Momen Pelepasan Armada Karhutla Kalteng Banjir Kritikan di Medsos - detik
Palangka Raya -
Pemerintah Provinsi Kalimantan Tengah (Kalteng) mendapat sorotan publik setelah menggelar apel personel penanganan kebakaran hutan dan lahan (karhutla). Video momen seremonial pelepasan armada gabungan pun viral dan dibanjiri kritikan oleh warganet.
Video pelepasan itu telah diunggah ulang berbagai akun medsos sejak 31 Agustus 2026. Tampak dalam video, Gubernur Kalteng Agustiar Sabran didampingi sejumlah pejabat mengangkat bendera kotak-kotak hitam putih seperti yang biasa digunakan dalam ajang balapan.
Banyak warganet mempertanyakan urgensi acara pelepasan tersebut, mengingat karhutla sudah meluas dan perlu segera ditangani. Setiap menit dirasa sangat penting dalam menangani karhutla.
Merespons kritikan warga, Pemerintah Provinsi Kalteng menegaskan komitmennya untuk memperkuat penanganan karhutla dengan melibatkan berbagai unsur.
Kepala Pelaksana Badan Penanggulangan Bencana dan Pemadam Kebakaran (BPBD-Damkar) Kalteng, Ahmad Toyib, menyebut pemerintah akan memperbaiki kesalahan. Dia juga mengajak masyarakat turut membantu melaporkan keberadaan titik api.
"Semakin cepat titik api diketahui, semakin besar peluang petugas melakukan penanganan sebelum api menjalar dan menyebabkan kebakaran semakin luas. Kritik itu biasa dan akan kita perbaiki jika salah," katanya singkat Rabu (2/9/2026).

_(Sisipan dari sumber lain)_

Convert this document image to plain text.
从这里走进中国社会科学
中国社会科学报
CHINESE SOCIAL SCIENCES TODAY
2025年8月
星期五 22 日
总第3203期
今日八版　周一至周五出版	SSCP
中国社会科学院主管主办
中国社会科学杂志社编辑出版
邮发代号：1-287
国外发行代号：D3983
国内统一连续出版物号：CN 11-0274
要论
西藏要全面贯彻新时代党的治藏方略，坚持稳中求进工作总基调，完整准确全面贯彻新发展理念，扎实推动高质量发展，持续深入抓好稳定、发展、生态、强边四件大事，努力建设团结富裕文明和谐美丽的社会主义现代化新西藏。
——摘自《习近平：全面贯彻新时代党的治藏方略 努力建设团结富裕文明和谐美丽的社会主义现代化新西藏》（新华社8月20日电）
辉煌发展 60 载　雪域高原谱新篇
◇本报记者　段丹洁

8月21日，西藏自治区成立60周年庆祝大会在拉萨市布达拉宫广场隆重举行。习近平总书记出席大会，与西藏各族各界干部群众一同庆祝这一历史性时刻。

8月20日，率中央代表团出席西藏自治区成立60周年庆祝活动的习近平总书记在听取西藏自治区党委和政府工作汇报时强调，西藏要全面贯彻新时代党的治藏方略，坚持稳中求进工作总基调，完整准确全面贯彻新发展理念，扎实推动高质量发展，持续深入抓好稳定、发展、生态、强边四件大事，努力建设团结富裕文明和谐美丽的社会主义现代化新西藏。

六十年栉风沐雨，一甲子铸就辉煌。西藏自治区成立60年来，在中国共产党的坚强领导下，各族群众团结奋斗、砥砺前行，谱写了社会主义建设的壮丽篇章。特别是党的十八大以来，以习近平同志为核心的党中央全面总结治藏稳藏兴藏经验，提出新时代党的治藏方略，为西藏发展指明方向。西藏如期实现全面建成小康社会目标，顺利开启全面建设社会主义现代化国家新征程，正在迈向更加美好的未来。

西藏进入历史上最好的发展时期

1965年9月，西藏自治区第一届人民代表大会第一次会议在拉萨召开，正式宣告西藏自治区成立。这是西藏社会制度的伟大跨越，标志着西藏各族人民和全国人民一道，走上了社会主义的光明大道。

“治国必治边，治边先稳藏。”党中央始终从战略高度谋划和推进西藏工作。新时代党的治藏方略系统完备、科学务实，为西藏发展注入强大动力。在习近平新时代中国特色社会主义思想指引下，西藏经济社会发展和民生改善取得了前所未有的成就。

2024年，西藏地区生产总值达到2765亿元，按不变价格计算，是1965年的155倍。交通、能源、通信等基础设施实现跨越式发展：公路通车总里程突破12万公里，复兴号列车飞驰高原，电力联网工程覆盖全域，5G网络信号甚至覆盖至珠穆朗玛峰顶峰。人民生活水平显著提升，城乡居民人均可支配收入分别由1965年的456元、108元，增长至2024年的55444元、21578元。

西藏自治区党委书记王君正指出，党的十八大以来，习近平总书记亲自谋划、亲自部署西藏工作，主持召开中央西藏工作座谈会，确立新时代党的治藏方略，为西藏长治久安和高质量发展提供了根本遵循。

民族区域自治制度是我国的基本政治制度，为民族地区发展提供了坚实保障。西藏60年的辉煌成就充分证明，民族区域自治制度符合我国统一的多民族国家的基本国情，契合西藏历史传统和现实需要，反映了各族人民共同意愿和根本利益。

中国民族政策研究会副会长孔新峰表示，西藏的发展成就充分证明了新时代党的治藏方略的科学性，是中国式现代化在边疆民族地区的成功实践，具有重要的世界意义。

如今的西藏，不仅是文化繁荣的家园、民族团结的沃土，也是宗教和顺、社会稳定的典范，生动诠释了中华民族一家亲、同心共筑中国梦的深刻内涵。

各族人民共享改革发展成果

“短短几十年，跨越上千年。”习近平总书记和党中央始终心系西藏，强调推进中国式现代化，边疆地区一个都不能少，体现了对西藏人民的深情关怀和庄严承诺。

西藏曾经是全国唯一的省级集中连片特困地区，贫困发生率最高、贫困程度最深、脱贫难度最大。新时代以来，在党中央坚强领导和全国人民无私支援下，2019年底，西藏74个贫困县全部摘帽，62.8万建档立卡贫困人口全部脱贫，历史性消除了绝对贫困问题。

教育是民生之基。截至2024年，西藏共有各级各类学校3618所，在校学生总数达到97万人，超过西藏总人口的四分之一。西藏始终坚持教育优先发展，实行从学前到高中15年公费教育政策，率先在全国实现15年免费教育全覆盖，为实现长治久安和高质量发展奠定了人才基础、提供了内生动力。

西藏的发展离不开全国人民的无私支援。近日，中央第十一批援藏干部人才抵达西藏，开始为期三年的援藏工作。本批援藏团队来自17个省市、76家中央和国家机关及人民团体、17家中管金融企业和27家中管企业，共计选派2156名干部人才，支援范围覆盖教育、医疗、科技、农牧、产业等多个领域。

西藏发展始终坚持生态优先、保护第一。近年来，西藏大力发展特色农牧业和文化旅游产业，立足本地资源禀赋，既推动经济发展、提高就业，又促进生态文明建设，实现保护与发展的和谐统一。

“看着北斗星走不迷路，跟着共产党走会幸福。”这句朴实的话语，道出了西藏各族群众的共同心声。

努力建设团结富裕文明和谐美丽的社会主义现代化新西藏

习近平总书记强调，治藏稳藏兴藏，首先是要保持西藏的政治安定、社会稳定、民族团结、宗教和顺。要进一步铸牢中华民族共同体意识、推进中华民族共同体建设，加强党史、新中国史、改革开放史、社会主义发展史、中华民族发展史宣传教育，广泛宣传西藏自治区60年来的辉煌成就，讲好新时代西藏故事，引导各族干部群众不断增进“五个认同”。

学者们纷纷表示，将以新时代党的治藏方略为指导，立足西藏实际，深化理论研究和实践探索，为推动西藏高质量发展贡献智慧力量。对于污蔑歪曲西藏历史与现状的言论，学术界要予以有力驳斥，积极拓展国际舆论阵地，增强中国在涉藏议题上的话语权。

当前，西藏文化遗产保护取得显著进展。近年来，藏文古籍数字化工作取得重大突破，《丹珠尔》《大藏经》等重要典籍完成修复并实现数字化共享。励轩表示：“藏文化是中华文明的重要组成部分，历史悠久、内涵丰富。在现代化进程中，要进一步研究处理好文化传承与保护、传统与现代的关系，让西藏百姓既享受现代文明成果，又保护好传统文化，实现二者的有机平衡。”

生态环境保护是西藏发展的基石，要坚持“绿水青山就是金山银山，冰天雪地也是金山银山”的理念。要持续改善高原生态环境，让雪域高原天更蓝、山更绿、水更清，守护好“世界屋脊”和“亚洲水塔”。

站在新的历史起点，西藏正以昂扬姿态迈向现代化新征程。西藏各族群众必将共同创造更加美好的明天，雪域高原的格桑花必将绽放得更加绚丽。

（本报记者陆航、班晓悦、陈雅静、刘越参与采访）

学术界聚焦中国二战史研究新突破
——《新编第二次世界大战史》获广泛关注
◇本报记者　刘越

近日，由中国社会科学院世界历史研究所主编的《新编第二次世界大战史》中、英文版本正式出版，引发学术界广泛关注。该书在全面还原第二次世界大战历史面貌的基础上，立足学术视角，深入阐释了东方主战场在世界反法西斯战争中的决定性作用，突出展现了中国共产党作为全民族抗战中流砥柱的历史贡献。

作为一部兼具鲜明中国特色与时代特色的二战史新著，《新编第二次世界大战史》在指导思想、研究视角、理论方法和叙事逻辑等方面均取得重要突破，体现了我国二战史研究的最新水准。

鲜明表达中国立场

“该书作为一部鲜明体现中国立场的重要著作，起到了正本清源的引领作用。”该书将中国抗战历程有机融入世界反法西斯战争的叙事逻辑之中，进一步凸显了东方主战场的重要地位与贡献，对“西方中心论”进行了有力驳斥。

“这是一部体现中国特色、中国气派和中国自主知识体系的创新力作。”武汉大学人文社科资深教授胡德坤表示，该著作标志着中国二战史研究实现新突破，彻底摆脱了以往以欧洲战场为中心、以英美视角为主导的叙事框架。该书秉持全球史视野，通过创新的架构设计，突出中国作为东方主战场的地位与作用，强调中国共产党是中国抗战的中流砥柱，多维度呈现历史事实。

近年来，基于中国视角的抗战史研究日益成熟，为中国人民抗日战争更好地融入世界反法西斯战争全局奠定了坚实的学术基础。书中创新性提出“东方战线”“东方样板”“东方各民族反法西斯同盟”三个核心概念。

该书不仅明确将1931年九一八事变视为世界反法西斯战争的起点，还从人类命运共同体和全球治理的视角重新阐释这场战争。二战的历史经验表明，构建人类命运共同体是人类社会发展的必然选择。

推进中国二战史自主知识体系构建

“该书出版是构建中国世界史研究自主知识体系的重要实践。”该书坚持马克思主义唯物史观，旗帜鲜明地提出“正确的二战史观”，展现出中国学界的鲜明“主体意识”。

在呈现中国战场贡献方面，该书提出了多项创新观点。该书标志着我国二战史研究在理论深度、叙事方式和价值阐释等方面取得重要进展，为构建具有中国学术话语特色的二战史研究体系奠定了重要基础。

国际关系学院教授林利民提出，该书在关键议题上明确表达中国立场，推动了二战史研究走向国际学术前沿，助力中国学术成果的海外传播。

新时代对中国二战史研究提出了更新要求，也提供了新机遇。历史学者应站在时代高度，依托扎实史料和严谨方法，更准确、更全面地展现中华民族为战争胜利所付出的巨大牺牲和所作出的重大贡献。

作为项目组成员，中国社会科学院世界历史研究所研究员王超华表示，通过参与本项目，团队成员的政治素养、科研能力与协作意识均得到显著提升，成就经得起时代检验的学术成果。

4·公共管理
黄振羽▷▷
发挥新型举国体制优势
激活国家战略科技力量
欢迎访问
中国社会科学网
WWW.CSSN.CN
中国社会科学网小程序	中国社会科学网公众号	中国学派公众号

Di tengah kritik yang berkembang di media sosial, tantangan utama pemerintah kini adalah memastikan pengerahan armada dan personel tersebut benar-benar berujung pada tindakan cepat di lapangan.

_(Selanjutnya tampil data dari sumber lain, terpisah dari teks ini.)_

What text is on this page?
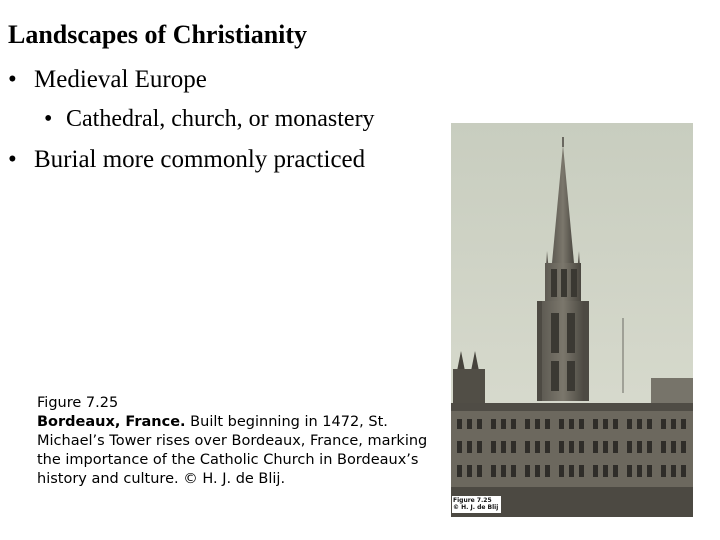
Landscapes of Christianity
• Medieval Europe
• Cathedral, church, or monastery
• Burial more commonly practiced
Figure 7.25
Bordeaux, France. Built beginning in 1472, St. Michael’s Tower rises over Bordeaux, France, marking the importance of the Catholic Church in Bordeaux’s history and culture. © H. J. de Blij.
Figure 7.25
© H. J. de Blij
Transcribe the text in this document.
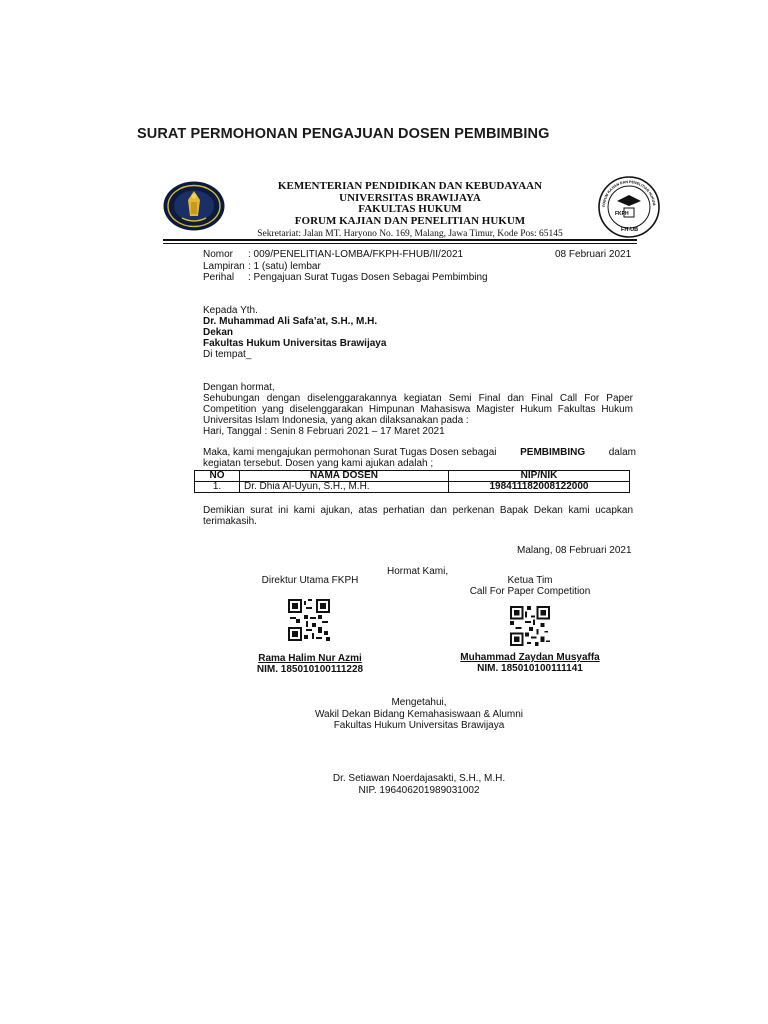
SURAT PERMOHONAN PENGAJUAN DOSEN PEMBIMBING
KEMENTERIAN PENDIDIKAN DAN KEBUDAYAAN
UNIVERSITAS BRAWIJAYA
FAKULTAS HUKUM
FORUM KAJIAN DAN PENELITIAN HUKUM
Sekretariat: Jalan MT. Haryono No. 169, Malang, Jawa Timur, Kode Pos: 65145
FKPH
FH-UB
FORUM KAJIAN DAN PENELITIAN HUKUM
Nomor : 009/PENELITIAN-LOMBA/FKPH-FHUB/II/2021	08 Februari 2021
Lampiran : 1 (satu) lembar
Perihal : Pengajuan Surat Tugas Dosen Sebagai Pembimbing
Kepada Yth.
Dr. Muhammad Ali Safa’at, S.H., M.H.
Dekan
Fakultas Hukum Universitas Brawijaya
Di tempat_
Dengan hormat,
Sehubungan dengan diselenggarakannya kegiatan Semi Final dan Final Call For Paper
Competition yang diselenggarakan Himpunan Mahasiswa Magister Hukum Fakultas Hukum
Universitas Islam Indonesia, yang akan dilaksanakan pada :
Hari, Tanggal : Senin 8 Februari 2021 – 17 Maret 2021
Maka, kami mengajukan permohonan Surat Tugas Dosen sebagai PEMBIMBING dalam
kegiatan tersebut. Dosen yang kami ajukan adalah ;
NO	NAMA DOSEN	NIP/NIK
1.	Dr. Dhia Al-Uyun, S.H., M.H.	198411182008122000
Demikian surat ini kami ajukan, atas perhatian dan perkenan Bapak Dekan kami ucapkan
terimakasih.
Malang, 08 Februari 2021
Hormat Kami,
Direktur Utama FKPH	Ketua Tim
Call For Paper Competition
Rama Halim Nur Azmi
NIM. 185010100111228
Muhammad Zaydan Musyaffa
NIM. 185010100111141
Mengetahui,
Wakil Dekan Bidang Kemahasiswaan & Alumni
Fakultas Hukum Universitas Brawijaya
Dr. Setiawan Noerdajasakti, S.H., M.H.
NIP. 196406201989031002
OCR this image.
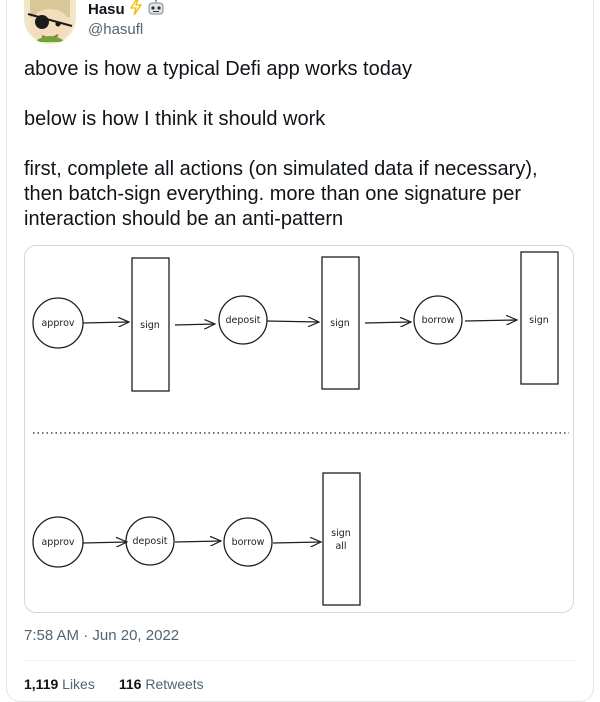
Hasu
@hasufl

above is how a typical Defi app works today

below is how I think it should work

first, complete all actions (on simulated data if necessary), then batch-sign everything. more than one signature per interaction should be an anti-pattern

approv	sign	deposit	sign	borrow	sign
approv	deposit	borrow
sign
all
7:58 AM · Jun 20, 2022
1,119 Likes 116 Retweets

"Sebab, bagi masyarakat yang terdampak karhutla, keberhasilan penanganan bukan sekadar terlihat dari seremoni pelepasan pasukan, tetapi seberapa cepat api dapat dikendalikan dan dampak asap dapat diminimalkan," ungkap dia.
Dalam Apel Pasukan Karhutla 2026 yang digelar di Halaman Istana Isen Mulang, Palangka Raya, Senin (31/8/2026) itu, Gubernur Agustiar sempat memberikan amanatnya. Dia meminta seluruh pihak mengedepankan kolaborasi dalam menghadapi ancaman karhutla.

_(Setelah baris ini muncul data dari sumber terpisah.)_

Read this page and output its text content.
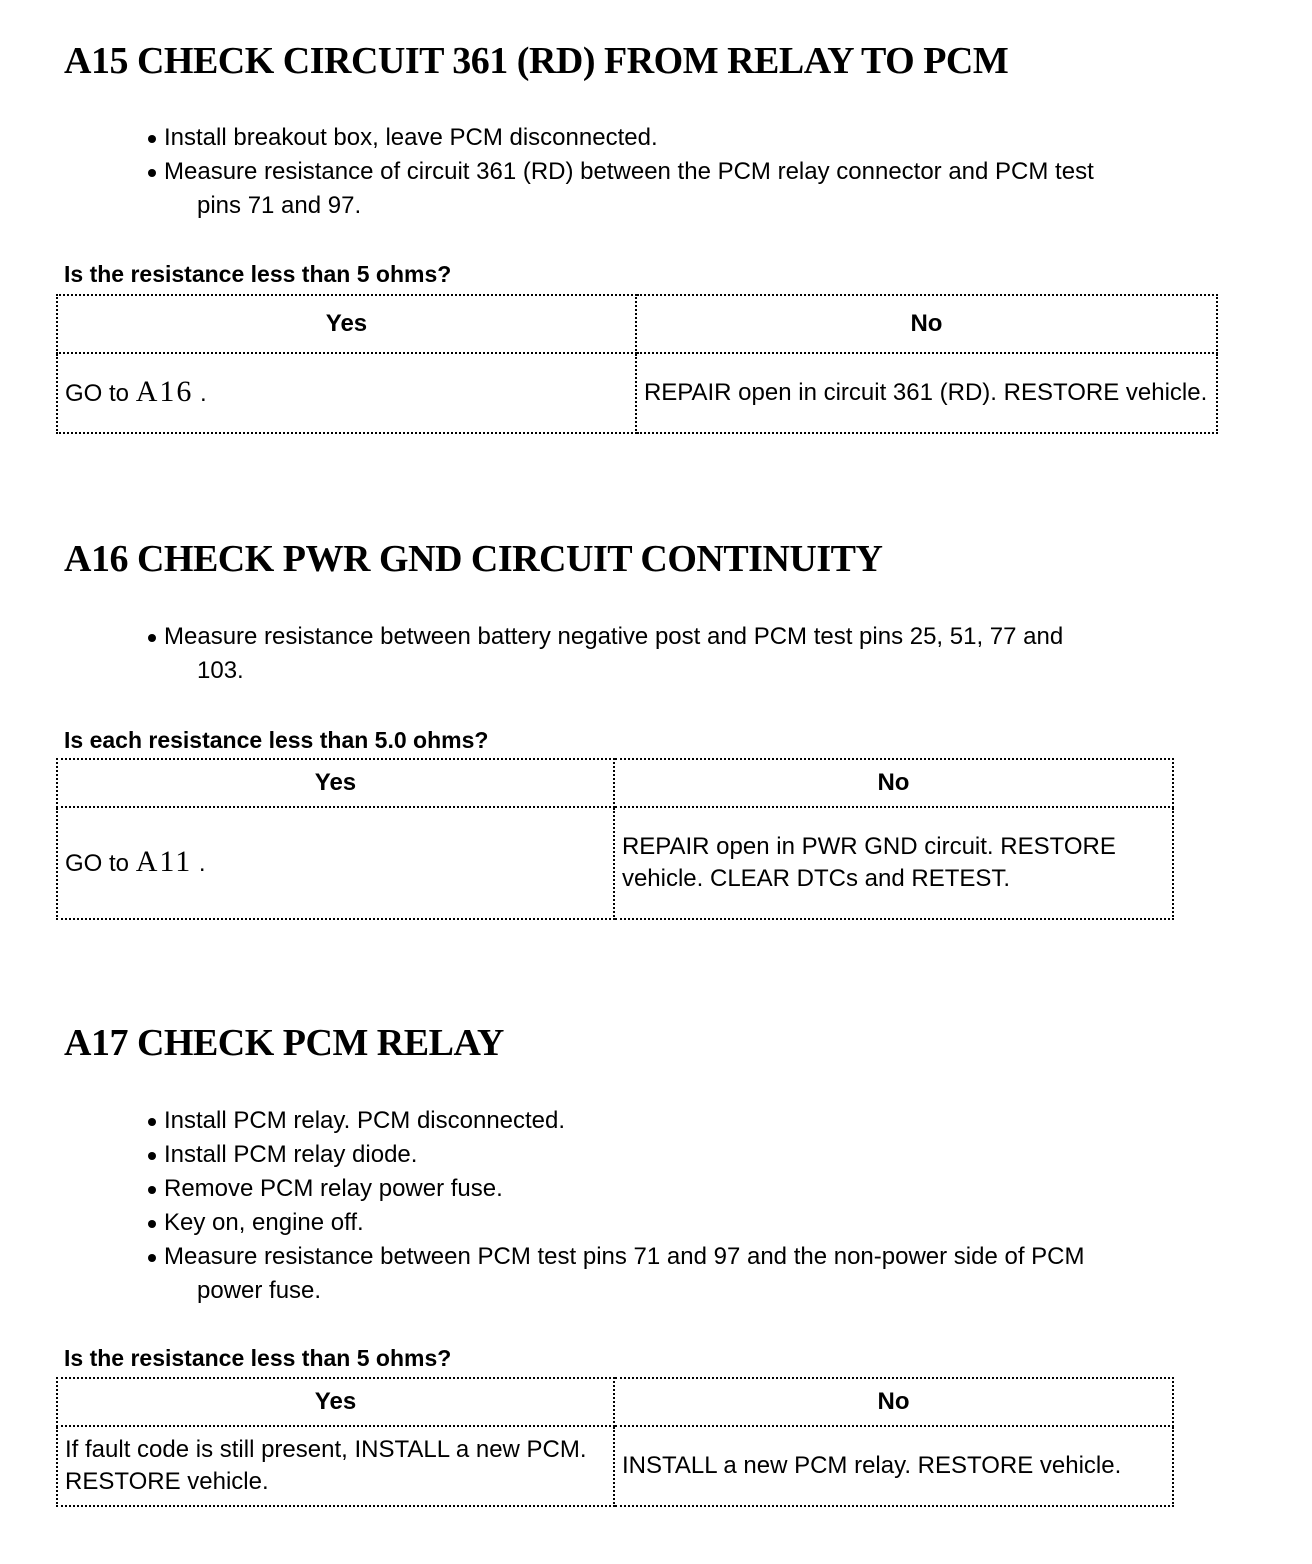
A15 CHECK CIRCUIT 361 (RD) FROM RELAY TO PCM
Install breakout box, leave PCM disconnected.
Measure resistance of circuit 361 (RD) between the PCM relay connector and PCM test
pins 71 and 97.

Is the resistance less than 5 ohms?

Yes	No
GO to A16 .	REPAIR open in circuit 361 (RD). RESTORE vehicle.
A16 CHECK PWR GND CIRCUIT CONTINUITY
Measure resistance between battery negative post and PCM test pins 25, 51, 77 and
103.

Is each resistance less than 5.0 ohms?

Yes	No
GO to A11 .	REPAIR open in PWR GND circuit. RESTORE vehicle. CLEAR DTCs and RETEST.
A17 CHECK PCM RELAY
Install PCM relay. PCM disconnected.
Install PCM relay diode.
Remove PCM relay power fuse.
Key on, engine off.
Measure resistance between PCM test pins 71 and 97 and the non-power side of PCM
power fuse.

Is the resistance less than 5 ohms?

Yes	No
If fault code is still present, INSTALL a new PCM. RESTORE vehicle.	INSTALL a new PCM relay. RESTORE vehicle.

Menurutnya, kondisi yang terjadi bukan waktunya bagi berbagai pihak untuk saling menyalahkan. Penanganan kebakaran membutuhkan kerja bersama agar api dapat segera dikendalikan.
"Mengingat api tidak akan padam dengan tuduhan dan asap tidak akan hilang dengan perdebatan, melainkan membutuhkan semangat kerja sama dan gotong royong," ujar Agustiar.